文政9年(1826) シーボルトは江戸参府随行の途上尾張熱田の宮で、嘗百社の水谷豊文、大河内存眞、伊藤圭介らと邂逅したが、豊文の植物写生図をみて驚嘆した。既に豊文は102種の植物の全てをリンネの名称で同定していたのである。嘗百社の本草学が近代植物学を十分、受容しうる水準にある、と評価したシーボルトは参府の帰路、再び、嘗百社の面々と懇談したが、その際、二十代半ばの若い圭介に注目したのか、長崎遊学を慫慂した。
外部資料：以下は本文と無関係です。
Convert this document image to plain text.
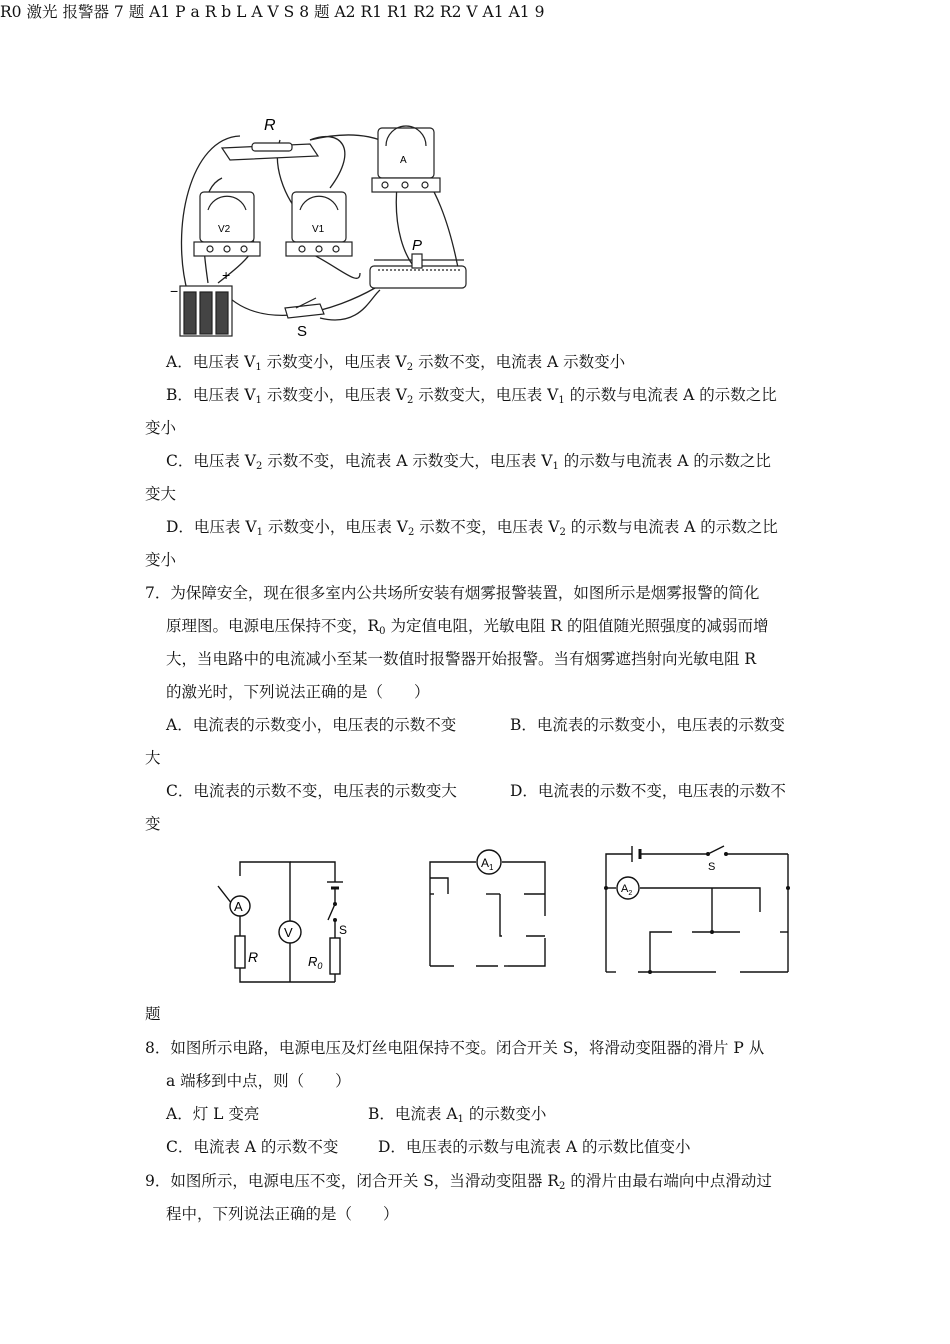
R
A
V2	V1
P
+
−
S
A．电压表 $V_1$ 示数变小，电压表 $V_2$ 示数不变，电流表 A 示数变小
B．电压表 $V_1$ 示数变小，电压表 $V_2$ 示数变大，电压表 $V_1$ 的示数与电流表 A 的示数之比
变小
C．电压表 $V_2$ 示数不变，电流表 A 示数变大，电压表 $V_1$ 的示数与电流表 A 的示数之比
变大
D．电压表 $V_1$ 示数变小，电压表 $V_2$ 示数不变，电压表 $V_2$ 的示数与电流表 A 的示数之比
变小
7．为保障安全，现在很多室内公共场所安装有烟雾报警装置，如图所示是烟雾报警的简化
原理图。电源电压保持不变，$R_0$ 为定值电阻，光敏电阻 R 的阻值随光照强度的减弱而增
大，当电路中的电流减小至某一数值时报警器开始报警。当有烟雾遮挡射向光敏电阻 R
的激光时，下列说法正确的是（　　）
A．电流表的示数变小，电压表的示数不变	B．电流表的示数变小，电压表的示数变
大
C．电流表的示数不变，电压表的示数变大	D．电流表的示数不变，电压表的示数不
变
A
R
V	S
$R_0$
R0 激光 报警器 7 题
$A_1$
A1 P a R b L A V S 8 题
S
$A_2$
A2 R1 R1 R2 R2 V A1 A1 9
题
8．如图所示电路，电源电压及灯丝电阻保持不变。闭合开关 S，将滑动变阻器的滑片 P 从
a 端移到中点，则（　　）
A．灯 L 变亮	B．电流表 $A_1$ 的示数变小
C．电流表 A 的示数不变	D．电压表的示数与电流表 A 的示数比值变小
9．如图所示，电源电压不变，闭合开关 S，当滑动变阻器 $R_2$ 的滑片由最右端向中点滑动过
程中，下列说法正确的是（　　）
文政10年から翌11年(1827-1828)まで長崎に滞在し、医学ではなく本草学研究者としてシーボルトに師事した圭介は、シーボルトの博物学採集の良き助手でもあった。圭介がシーボルトに送った日本産植物の押し葉帖14冊は今日、オランダのライデン博物館に蔵されており、又、`Keisukei'`Keisukeana'と圭介の名を学名に冠した日本産植物はスズラン、イワナンテン、イヌヨモギなど15種に及ぶ。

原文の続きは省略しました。